I can say with full assurance that there is suffering because it draws us closer to the heart of God. In the heart of God, there is safety and peace, joy and gladness, security and hope. It forces me to stop, recognize my weakness and my need for Him, and then, hopefully, I'll run to Him for help. I've found that through my times of pain, and when I ran to Him for help, the joy in my life increased seven-fold as He showed me more about myself and more about His heart for me. Wow, it's beautiful. I never understood before now, how Christians could rejoice in suffering. But for one who's given their life to Jesus, the author and perfecter of our faith, suffering is one of the greatest and most effective tools of making us more like Him. If we learn well, sisters, there's no knowing where His plans will take us in life. No mind can conceive.

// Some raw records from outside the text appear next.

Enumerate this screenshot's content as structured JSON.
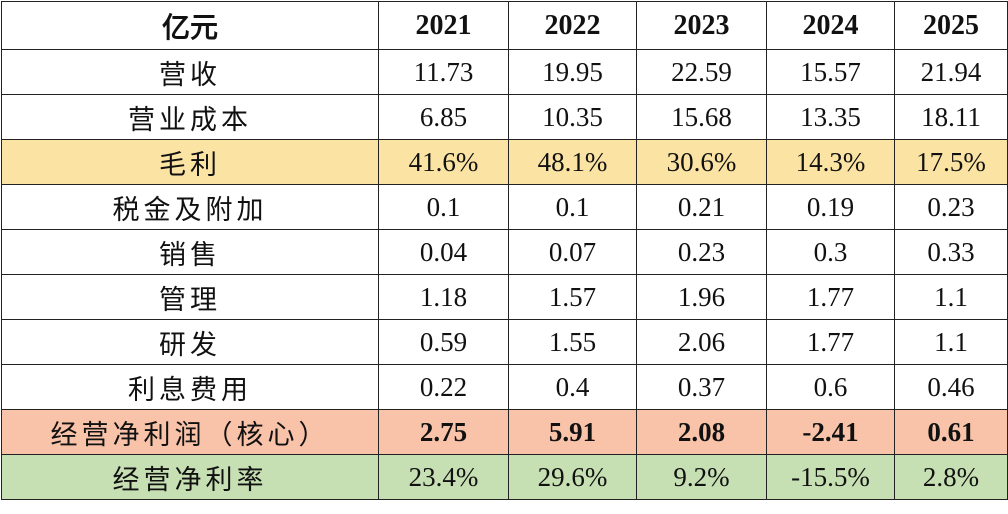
{
  "table": {
    "unit_label": "亿元",
    "years": [
      "2021",
      "2022",
      "2023",
      "2024",
      "2025"
    ],
    "rows": [
      {
        "label": "营收",
        "values": [
          "11.73",
          "19.95",
          "22.59",
          "15.57",
          "21.94"
        ]
      },
      {
        "label": "营业成本",
        "values": [
          "6.85",
          "10.35",
          "15.68",
          "13.35",
          "18.11"
        ]
      },
      {
        "label": "毛利",
        "values": [
          "41.6%",
          "48.1%",
          "30.6%",
          "14.3%",
          "17.5%"
        ]
      },
      {
        "label": "税金及附加",
        "values": [
          "0.1",
          "0.1",
          "0.21",
          "0.19",
          "0.23"
        ]
      },
      {
        "label": "销售",
        "values": [
          "0.04",
          "0.07",
          "0.23",
          "0.3",
          "0.33"
        ]
      },
      {
        "label": "管理",
        "values": [
          "1.18",
          "1.57",
          "1.96",
          "1.77",
          "1.1"
        ]
      },
      {
        "label": "研发",
        "values": [
          "0.59",
          "1.55",
          "2.06",
          "1.77",
          "1.1"
        ]
      },
      {
        "label": "利息费用",
        "values": [
          "0.22",
          "0.4",
          "0.37",
          "0.6",
          "0.46"
        ]
      },
      {
        "label": "经营净利润（核心）",
        "values": [
          "2.75",
          "5.91",
          "2.08",
          "-2.41",
          "0.61"
        ]
      },
      {
        "label": "经营净利率",
        "values": [
          "23.4%",
          "29.6%",
          "9.2%",
          "-15.5%",
          "2.8%"
        ]
      }
    ]
  },
  "colors": {
    "gross_margin_row": "#fbe3a4",
    "core_profit_row": "#f8c3a9",
    "profit_rate_row": "#c7e0b3",
    "border": "#222222"
  }
}
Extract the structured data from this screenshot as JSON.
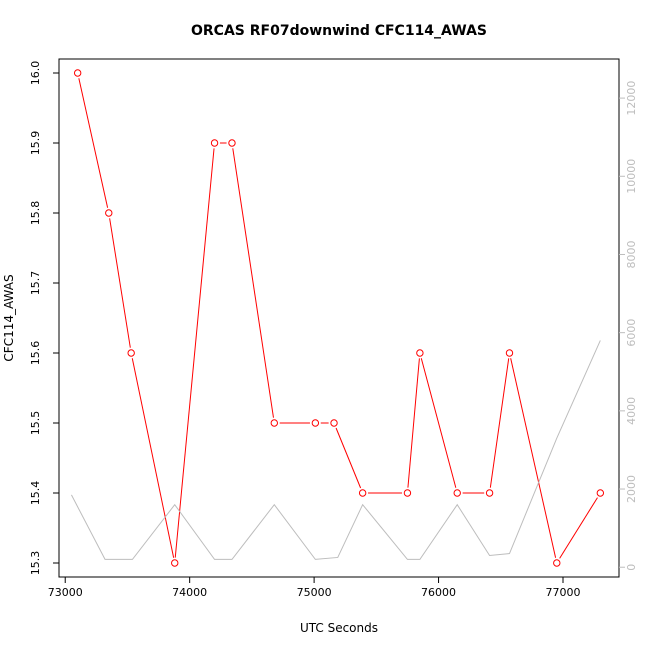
{
  "chart_data": {
    "type": "line",
    "title": "ORCAS RF07downwind CFC114_AWAS",
    "xlabel": "UTC Seconds",
    "ylabel": "CFC114_AWAS",
    "xlim": [
      72950,
      77450
    ],
    "ylim": [
      15.28,
      16.02
    ],
    "y2lim": [
      -250,
      13000
    ],
    "x_ticks": [
      73000,
      74000,
      75000,
      76000,
      77000
    ],
    "y_ticks": [
      15.3,
      15.4,
      15.5,
      15.6,
      15.7,
      15.8,
      15.9,
      16.0
    ],
    "y2_ticks": [
      0,
      2000,
      4000,
      6000,
      8000,
      10000,
      12000
    ],
    "grid": false,
    "legend": "none",
    "series": [
      {
        "color": "#ff0000",
        "marker": "open-circle",
        "axis": "left",
        "x": [
          73100,
          73350,
          73530,
          73880,
          74200,
          74340,
          74680,
          75010,
          75160,
          75390,
          75750,
          75850,
          76150,
          76410,
          76570,
          76950,
          77300
        ],
        "y": [
          16.0,
          15.8,
          15.6,
          15.3,
          15.9,
          15.9,
          15.5,
          15.5,
          15.5,
          15.4,
          15.4,
          15.6,
          15.4,
          15.4,
          15.6,
          15.3,
          15.4
        ]
      },
      {
        "color": "#bdbdbd",
        "marker": "none",
        "axis": "right",
        "x": [
          73050,
          73320,
          73540,
          73880,
          74200,
          74340,
          74680,
          75010,
          75190,
          75390,
          75750,
          75850,
          76150,
          76410,
          76570,
          76950,
          77300
        ],
        "y": [
          1850,
          200,
          200,
          1600,
          200,
          200,
          1600,
          200,
          250,
          1600,
          200,
          200,
          1600,
          300,
          350,
          3300,
          5800
        ]
      }
    ]
  }
}
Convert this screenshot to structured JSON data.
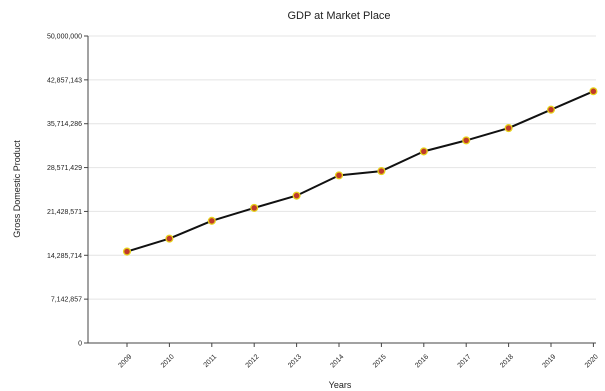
{
  "chart_data": {
    "type": "line",
    "title": "GDP at Market Place",
    "xlabel": "Years",
    "ylabel": "Gross Domestic Product",
    "categories": [
      "2009",
      "2010",
      "2011",
      "2012",
      "2013",
      "2014",
      "2015",
      "2016",
      "2017",
      "2018",
      "2019",
      "2020"
    ],
    "y_ticks": [
      "0",
      "7,142,857",
      "14,285,714",
      "21,428,571",
      "28,571,429",
      "35,714,286",
      "42,857,143",
      "50,000,000"
    ],
    "ylim": [
      0,
      50000000
    ],
    "grid": true,
    "legend": "none",
    "series": [
      {
        "values": [
          14900000,
          17000000,
          19900000,
          22000000,
          24000000,
          27300000,
          28000000,
          31200000,
          33000000,
          35000000,
          38000000,
          41000000
        ],
        "color": "#111111",
        "marker_color": "#c0392b",
        "marker_edge": "#e6d21a"
      }
    ]
  }
}
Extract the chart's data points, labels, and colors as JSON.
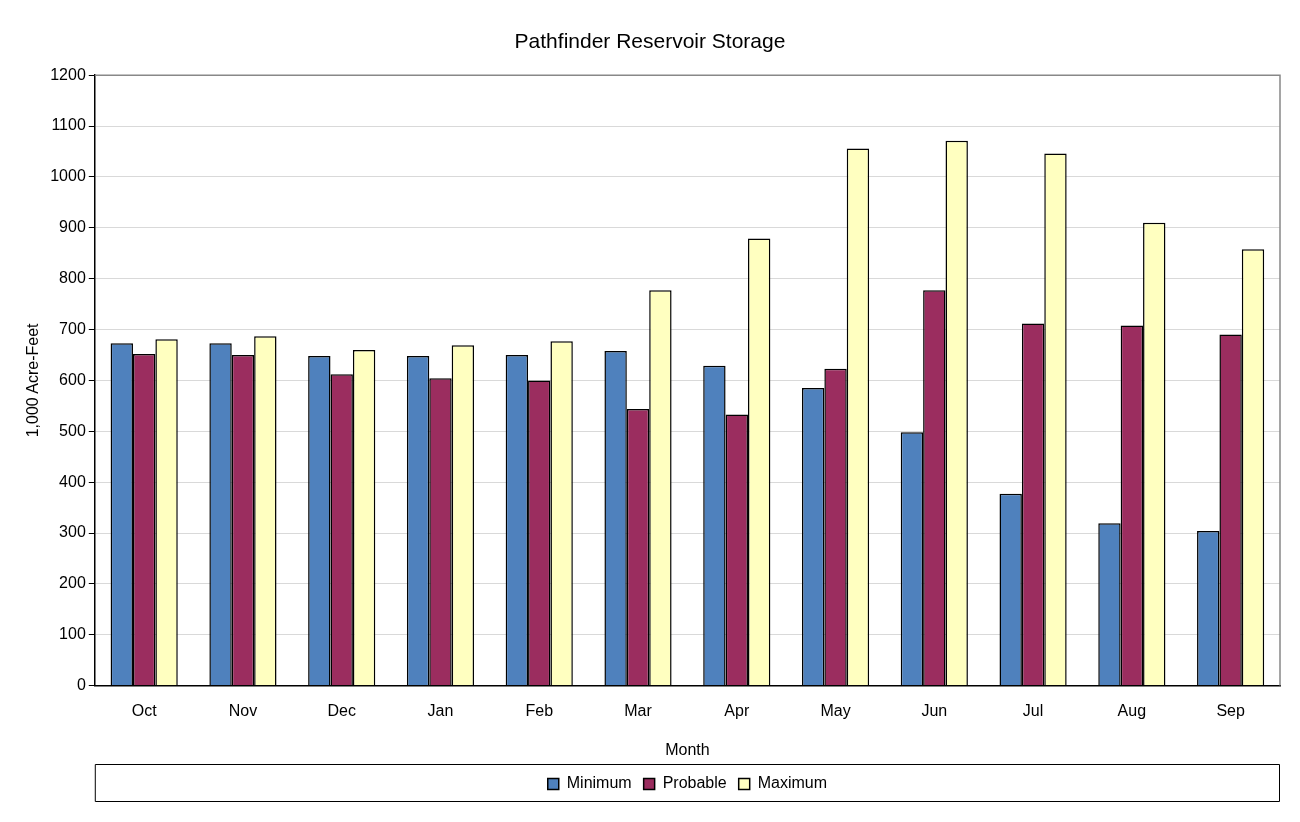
{
  "chart_data": {
    "type": "bar",
    "title": "Pathfinder Reservoir Storage",
    "xlabel": "Month",
    "ylabel": "1,000 Acre-Feet",
    "categories": [
      "Oct",
      "Nov",
      "Dec",
      "Jan",
      "Feb",
      "Mar",
      "Apr",
      "May",
      "Jun",
      "Jul",
      "Aug",
      "Sep"
    ],
    "series": [
      {
        "name": "Minimum",
        "color": "#4f81bd",
        "values": [
          673,
          673,
          648,
          648,
          650,
          658,
          629,
          585,
          498,
          377,
          319,
          304
        ]
      },
      {
        "name": "Probable",
        "color": "#9b2d5f",
        "values": [
          652,
          650,
          612,
          604,
          600,
          544,
          533,
          623,
          777,
          712,
          708,
          690
        ]
      },
      {
        "name": "Maximum",
        "color": "#ffffc0",
        "values": [
          681,
          687,
          660,
          669,
          677,
          777,
          879,
          1056,
          1071,
          1046,
          910,
          858
        ]
      }
    ],
    "ylim": [
      0,
      1200
    ],
    "yticks": [
      0,
      100,
      200,
      300,
      400,
      500,
      600,
      700,
      800,
      900,
      1000,
      1100,
      1200
    ],
    "grid": "y",
    "legend": "bottom"
  }
}
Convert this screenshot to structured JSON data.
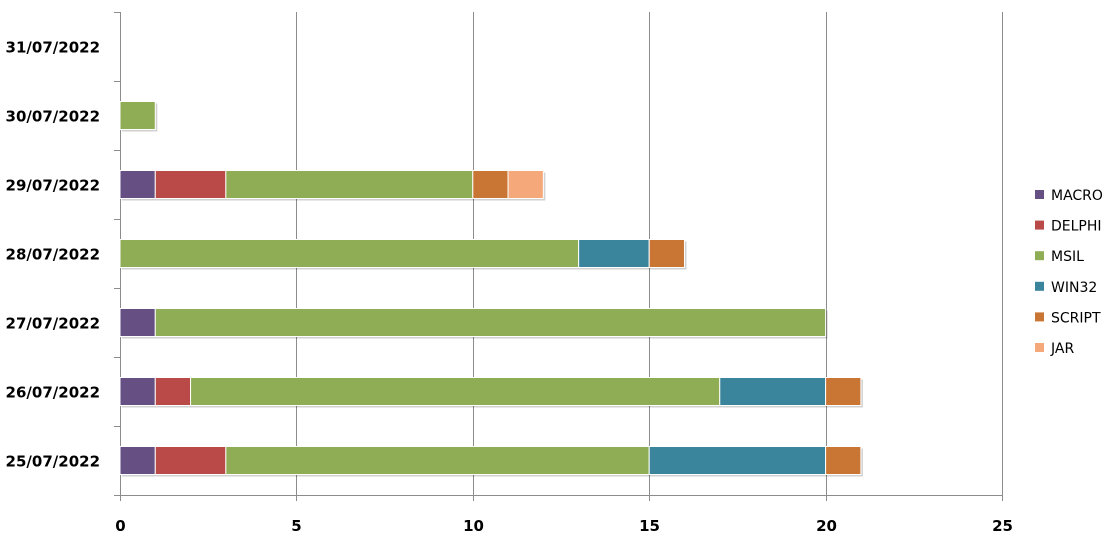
{
  "chart_data": {
    "type": "bar",
    "orientation": "horizontal",
    "stacked": true,
    "title": "",
    "xlabel": "",
    "ylabel": "",
    "xlim": [
      0,
      25
    ],
    "x_ticks": [
      "0",
      "5",
      "10",
      "15",
      "20",
      "25"
    ],
    "grid": true,
    "legend_position": "right",
    "categories": [
      "25/07/2022",
      "26/07/2022",
      "27/07/2022",
      "28/07/2022",
      "29/07/2022",
      "30/07/2022",
      "31/07/2022"
    ],
    "series": [
      {
        "name": "MACRO",
        "color": "#664F82",
        "values": [
          1,
          1,
          1,
          0,
          1,
          0,
          0
        ]
      },
      {
        "name": "DELPHI",
        "color": "#B94A48",
        "values": [
          2,
          1,
          0,
          0,
          2,
          0,
          0
        ]
      },
      {
        "name": "MSIL",
        "color": "#8FAD55",
        "values": [
          12,
          15,
          19,
          13,
          7,
          1,
          0
        ]
      },
      {
        "name": "WIN32",
        "color": "#3A859C",
        "values": [
          5,
          3,
          0,
          2,
          0,
          0,
          0
        ]
      },
      {
        "name": "SCRIPT",
        "color": "#C97634",
        "values": [
          1,
          1,
          0,
          1,
          1,
          0,
          0
        ]
      },
      {
        "name": "JAR",
        "color": "#F5A97A",
        "values": [
          0,
          0,
          0,
          0,
          1,
          0,
          0
        ]
      }
    ]
  }
}
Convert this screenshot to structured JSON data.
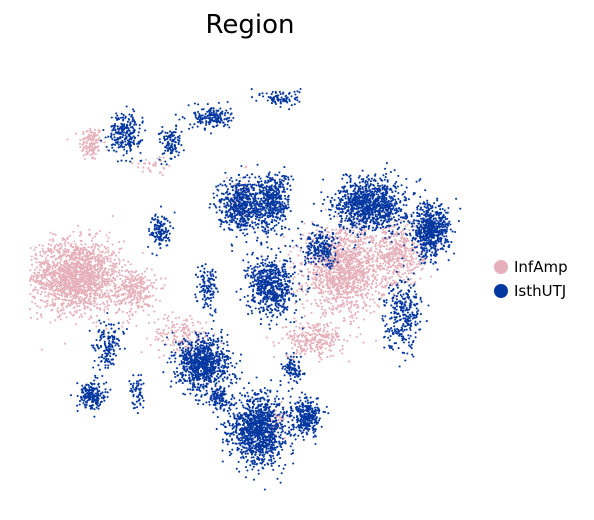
{
  "colors": {
    "InfAmp": "#e6b0bb",
    "IsthUTJ": "#0537a0"
  },
  "chart_data": {
    "type": "scatter",
    "title": "Region",
    "xlabel": "",
    "ylabel": "",
    "axes_visible": false,
    "grid": false,
    "legend_position": "right",
    "series": [
      {
        "name": "InfAmp",
        "color": "#e6b0bb",
        "clusters": [
          {
            "center": [
              2.5,
              9.8
            ],
            "spread": [
              0.5,
              0.6
            ],
            "count": 130
          },
          {
            "center": [
              5.5,
              9.0
            ],
            "spread": [
              0.9,
              0.4
            ],
            "count": 30
          },
          {
            "center": [
              1.8,
              4.8
            ],
            "spread": [
              1.9,
              1.2
            ],
            "count": 1700
          },
          {
            "center": [
              4.6,
              4.2
            ],
            "spread": [
              0.9,
              0.8
            ],
            "count": 260
          },
          {
            "center": [
              6.8,
              2.6
            ],
            "spread": [
              1.3,
              0.7
            ],
            "count": 160
          },
          {
            "center": [
              14.4,
              5.0
            ],
            "spread": [
              1.7,
              1.4
            ],
            "count": 1300
          },
          {
            "center": [
              17.0,
              5.6
            ],
            "spread": [
              1.1,
              1.1
            ],
            "count": 420
          },
          {
            "center": [
              13.0,
              2.4
            ],
            "spread": [
              1.3,
              0.6
            ],
            "count": 260
          },
          {
            "center": [
              9.6,
              7.8
            ],
            "spread": [
              0.5,
              0.8
            ],
            "count": 40
          },
          {
            "center": [
              11.3,
              -0.5
            ],
            "spread": [
              0.4,
              0.5
            ],
            "count": 40
          }
        ]
      },
      {
        "name": "IsthUTJ",
        "color": "#0537a0",
        "clusters": [
          {
            "center": [
              4.1,
              10.2
            ],
            "spread": [
              0.7,
              0.7
            ],
            "count": 240
          },
          {
            "center": [
              6.3,
              9.8
            ],
            "spread": [
              0.5,
              0.6
            ],
            "count": 110
          },
          {
            "center": [
              8.2,
              10.8
            ],
            "spread": [
              0.8,
              0.4
            ],
            "count": 170
          },
          {
            "center": [
              11.5,
              11.5
            ],
            "spread": [
              0.8,
              0.3
            ],
            "count": 90
          },
          {
            "center": [
              9.5,
              7.5
            ],
            "spread": [
              0.9,
              0.9
            ],
            "count": 520
          },
          {
            "center": [
              11.0,
              7.6
            ],
            "spread": [
              0.8,
              1.0
            ],
            "count": 480
          },
          {
            "center": [
              5.8,
              6.5
            ],
            "spread": [
              0.5,
              0.6
            ],
            "count": 130
          },
          {
            "center": [
              11.0,
              4.4
            ],
            "spread": [
              1.0,
              1.0
            ],
            "count": 620
          },
          {
            "center": [
              15.7,
              7.5
            ],
            "spread": [
              1.5,
              0.9
            ],
            "count": 1000
          },
          {
            "center": [
              18.5,
              6.5
            ],
            "spread": [
              0.8,
              0.9
            ],
            "count": 600
          },
          {
            "center": [
              13.4,
              5.8
            ],
            "spread": [
              0.8,
              0.6
            ],
            "count": 220
          },
          {
            "center": [
              17.2,
              3.4
            ],
            "spread": [
              0.8,
              1.2
            ],
            "count": 300
          },
          {
            "center": [
              7.8,
              1.5
            ],
            "spread": [
              1.1,
              0.9
            ],
            "count": 850
          },
          {
            "center": [
              10.4,
              -1.0
            ],
            "spread": [
              1.2,
              1.2
            ],
            "count": 1100
          },
          {
            "center": [
              12.7,
              -0.5
            ],
            "spread": [
              0.6,
              0.6
            ],
            "count": 300
          },
          {
            "center": [
              12.0,
              1.3
            ],
            "spread": [
              0.4,
              0.4
            ],
            "count": 100
          },
          {
            "center": [
              2.5,
              0.3
            ],
            "spread": [
              0.6,
              0.5
            ],
            "count": 200
          },
          {
            "center": [
              3.3,
              2.2
            ],
            "spread": [
              0.6,
              0.8
            ],
            "count": 150
          },
          {
            "center": [
              4.7,
              0.5
            ],
            "spread": [
              0.3,
              0.6
            ],
            "count": 60
          },
          {
            "center": [
              8.0,
              4.4
            ],
            "spread": [
              0.4,
              0.8
            ],
            "count": 120
          },
          {
            "center": [
              8.6,
              0.2
            ],
            "spread": [
              0.5,
              0.4
            ],
            "count": 120
          }
        ]
      }
    ]
  }
}
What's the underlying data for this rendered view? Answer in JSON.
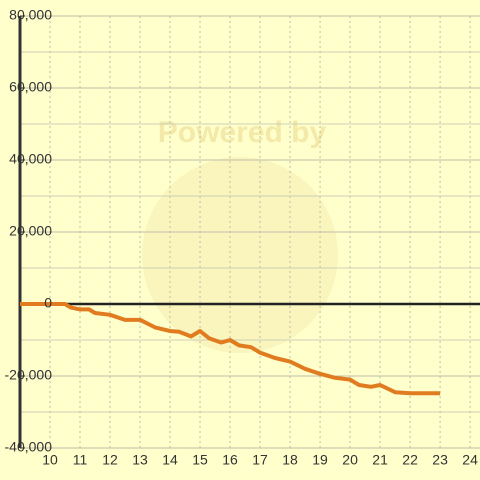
{
  "chart_data": {
    "type": "line",
    "watermark": "Powered by",
    "x": [
      9,
      10,
      10.5,
      10.7,
      11,
      11.3,
      11.5,
      12,
      12.5,
      13,
      13.5,
      14,
      14.3,
      14.7,
      15,
      15.3,
      15.7,
      16,
      16.3,
      16.7,
      17,
      17.5,
      18,
      18.5,
      19,
      19.5,
      20,
      20.3,
      20.7,
      21,
      21.5,
      22,
      23
    ],
    "series": [
      {
        "color": "#e07b20",
        "values": [
          0,
          0,
          0,
          -1000,
          -1500,
          -1500,
          -2500,
          -3000,
          -4400,
          -4400,
          -6500,
          -7500,
          -7700,
          -9000,
          -7500,
          -9500,
          -10700,
          -10000,
          -11500,
          -12000,
          -13500,
          -15000,
          -16000,
          -18000,
          -19400,
          -20500,
          -21000,
          -22500,
          -23000,
          -22500,
          -24500,
          -24800,
          -24800
        ]
      }
    ],
    "xlim": [
      9,
      24.33
    ],
    "xticks": [
      10,
      11,
      12,
      13,
      14,
      15,
      16,
      17,
      18,
      19,
      20,
      21,
      22,
      23,
      24
    ],
    "ylim": [
      -40000,
      80000
    ],
    "yticks": [
      {
        "value": -40000,
        "label": "-40,000"
      },
      {
        "value": -20000,
        "label": "-20,000"
      },
      0,
      {
        "value": 20000,
        "label": "20,000"
      },
      {
        "value": 40000,
        "label": "40,000"
      },
      {
        "value": 60000,
        "label": "60,000"
      },
      {
        "value": 80000,
        "label": "80,000"
      }
    ],
    "minor_yticks": [
      -30000,
      -10000,
      10000,
      30000,
      50000,
      70000
    ],
    "grid": true
  }
}
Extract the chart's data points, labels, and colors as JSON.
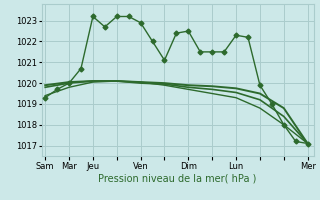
{
  "background_color": "#cce8e8",
  "grid_color": "#aacccc",
  "line_color": "#2d6a2d",
  "title": "Pression niveau de la mer( hPa )",
  "ylim": [
    1016.5,
    1023.8
  ],
  "yticks": [
    1017,
    1018,
    1019,
    1020,
    1021,
    1022,
    1023
  ],
  "xtick_labels": [
    "Sam",
    "Mar",
    "Jeu",
    "",
    "Ven",
    "",
    "Dim",
    "",
    "Lun",
    "",
    "",
    "Mer"
  ],
  "xtick_positions": [
    0,
    2,
    4,
    6,
    8,
    10,
    12,
    14,
    16,
    18,
    20,
    22
  ],
  "xlim": [
    -0.3,
    22.5
  ],
  "series": [
    {
      "x": [
        0,
        1,
        2,
        3,
        4,
        5,
        6,
        7,
        8,
        9,
        10,
        11,
        12,
        13,
        14,
        15,
        16,
        17,
        18,
        19,
        20,
        21,
        22
      ],
      "y": [
        1019.3,
        1019.7,
        1020.0,
        1020.7,
        1023.2,
        1022.7,
        1023.2,
        1023.2,
        1022.9,
        1022.0,
        1021.1,
        1022.4,
        1022.5,
        1021.5,
        1021.5,
        1021.5,
        1022.3,
        1022.2,
        1019.9,
        1019.0,
        1018.0,
        1017.2,
        1017.1
      ],
      "marker": "D",
      "markersize": 2.5,
      "linewidth": 1.0
    },
    {
      "x": [
        0,
        2,
        4,
        6,
        8,
        10,
        12,
        14,
        16,
        18,
        20,
        22
      ],
      "y": [
        1019.9,
        1020.05,
        1020.1,
        1020.1,
        1020.05,
        1020.0,
        1019.9,
        1019.85,
        1019.75,
        1019.5,
        1018.8,
        1017.1
      ],
      "marker": null,
      "linewidth": 1.4
    },
    {
      "x": [
        0,
        2,
        4,
        6,
        8,
        10,
        12,
        14,
        16,
        18,
        20,
        22
      ],
      "y": [
        1019.8,
        1020.0,
        1020.1,
        1020.1,
        1020.0,
        1019.95,
        1019.8,
        1019.7,
        1019.55,
        1019.2,
        1018.4,
        1017.1
      ],
      "marker": null,
      "linewidth": 1.2
    },
    {
      "x": [
        0,
        2,
        4,
        6,
        8,
        10,
        12,
        14,
        16,
        18,
        20,
        22
      ],
      "y": [
        1019.4,
        1019.8,
        1020.05,
        1020.1,
        1020.05,
        1019.9,
        1019.7,
        1019.5,
        1019.3,
        1018.8,
        1018.0,
        1017.1
      ],
      "marker": null,
      "linewidth": 1.0
    }
  ]
}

So now I can honestly say, "THANK YOU, GOD for the chance to suffer in life. Thank you for counting me worthy to bear some of Jesus' pain, to become more like Him. I know that one day, that work which you began in me will be completed. Help me, Father, Para, not to back down when I'm faced with tribulation, but to remember that it is only one step forward in the direction of Glory. I love you."
Steph
"Remember, Elena, there is a time for everything under heaven. Suffering shows us how weak and vulnerable we really are, and how much we need a Savior."